A cenografia é, de certa forma, uma mistura entre a arquitetura e a arte. Em Iniciação ao Teatro (2000), o autor e crítico teatral Sábato Magaldi descreve que, caso bem projetada, a cenografia é capaz de valorizar a encenação teatral e principalmente o ator, que se movimenta por ela. Ao mesmo tempo, permite que a principal informação seja transmitida para o público da melhor maneira possível. Sábato ainda coloca o cenário e o vestuário como principais responsáveis por situar o ator no espaço.
O papel da cenografia no teatro
Hoje, a cenografia teatral vai muito além do modelo grego, incorporando plataformas giratórias, iluminação estratégica e outros elementos que transformam a encenação.
No musical “Jersey Boys – A História de Frankie Valli e Os Four Seasons”, a cenografia opta pelo uso de texturas, materiais e cores para um resultado simples e eficaz
Caio Gallucci/Divulgação
Em cartaz até o dia 28 de setembro, no 033 Rooftop, em São Paulo, o musical Jersey Boys – A História de Frankie Valli e Os Four Seasons opta por uma cenografia simplificada, encomendada ao cenografista Bruno Anselmo, para contar a história da banda de sucesso da década de 1960.

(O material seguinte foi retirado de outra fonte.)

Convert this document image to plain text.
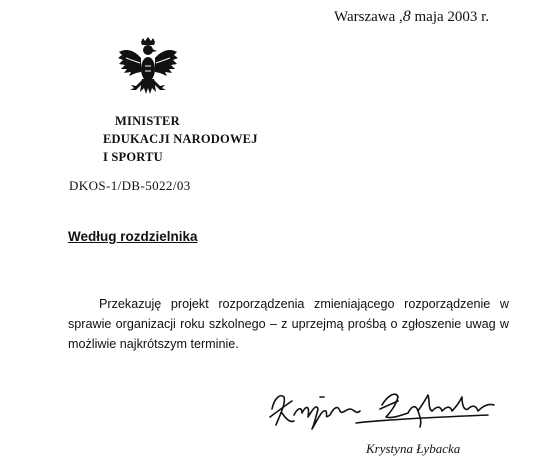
Warszawa ,8 maja 2003 r.
MINISTER
EDUKACJI NARODOWEJ
I SPORTU
DKOS-1/DB-5022/03
Według rozdzielnika
Przekazuję projekt rozporządzenia zmieniającego rozporządzenie w sprawie organizacji roku szkolnego – z uprzejmą prośbą o zgłoszenie uwag w możliwie najkrótszym terminie.
Krystyna Łybacka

Para a cenografia, Bruno se inspirou nas texturas e nos contrastes da cidade de Nova Jersey, nos Estados Unidos. O especialista traz referências à travessia até a cidade de Nova York que, no musical, simboliza uma jornada de superação e ambição: “Essa trajetória nos inspirou a pensar uma cenografia que refletisse esse contraste entre origem e destino, simplicidade e glamour, realidade e sonho”, explica o cenografista.
No Rooftop 033, a cenografia do musical usa elementos industriais para representar as origens do grupo e as cortinas para mostrar o luxo
Caio Gallucci/Divulgação
A apresentação no rooftop ainda gerou dois desafios: o espaço disponível e a manutenção da sensação intimista própria do ambiente. Para isso, Bruno focou no uso de texturas e cores no palco, que pudessem traduzir os conflitos vividos pelo grupo. Elementos com aspecto industrial funcionam como símbolo de suas raízes, enquanto o piso brilhante em preto e as cortinas revelam a ascensão à fama.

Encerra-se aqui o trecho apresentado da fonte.